Par Matthieu Le Gall
Une influenceuse russe interpelle le président, s'adressant à ses 682 000 abonnés pour dénoncer la peur instaurée par le régime. Sa démarche est-elle sincère ? Un leader communiste à la Douma redoute une révolution cette automne, évoquant « une répétition de ce qui s’est passé en octobre 1917 ». Ces discours ambivalents sont-ils réellement symptomatiques d'un malaise croissant ?
En Europe, chaque indication indiquant que le Kremlin perd le contrôle sur le récit de la guerre soulève des interrogations. Douter est nécessaire, tant le président Poutine, ancien agent du KGB paranoïaque, a rendu opaque la gouvernance. Cependant, les tensions sont palpables. L’économie russe semble au bord de l’effondrement après plusieurs années d'un conflit où le pays paraît embourbé.

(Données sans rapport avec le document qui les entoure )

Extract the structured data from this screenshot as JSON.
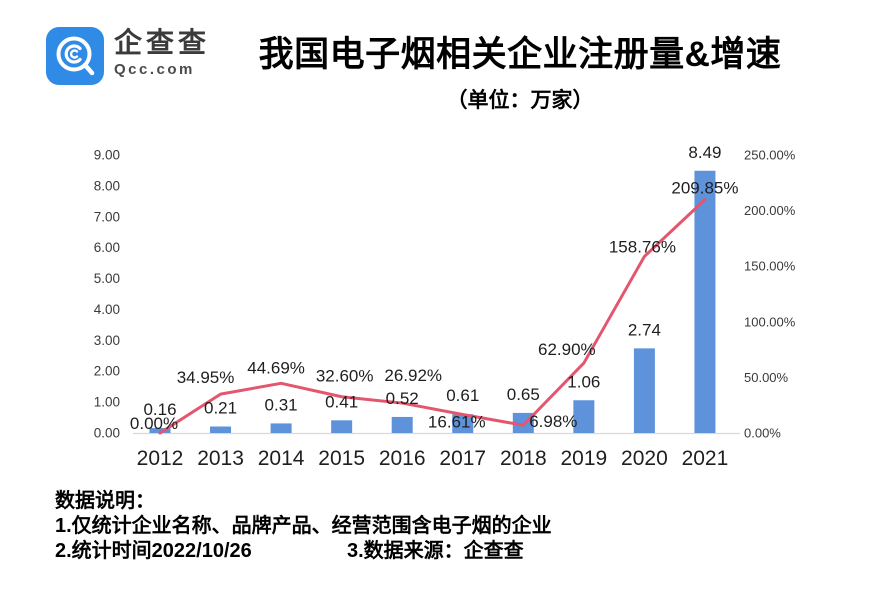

Moscou minimise la gravité de son déficit, tandis que la corruption imbibe le complexe militaro-industriel, selon les propos du directeur des services secrets suédois, Thomas Nilsson. Les taux d'intérêt élevés étranglent les emprunteurs, et certains analystes préviennent d'un risque réel de crise financière. Même Vladimir Poutine a exprimé ses préoccupations concernant le ralentissement du PIB dans ses dernières déclarations publiques.
Cependant, les drones ukrainiens ne peuvent pas gagner à eux seuls cette guerre. L'importance des narrations est cruciale, et bien que l'évolution de la propagande russe doive être interprétée avec prudence, elle indique un changement notoire à l'Est.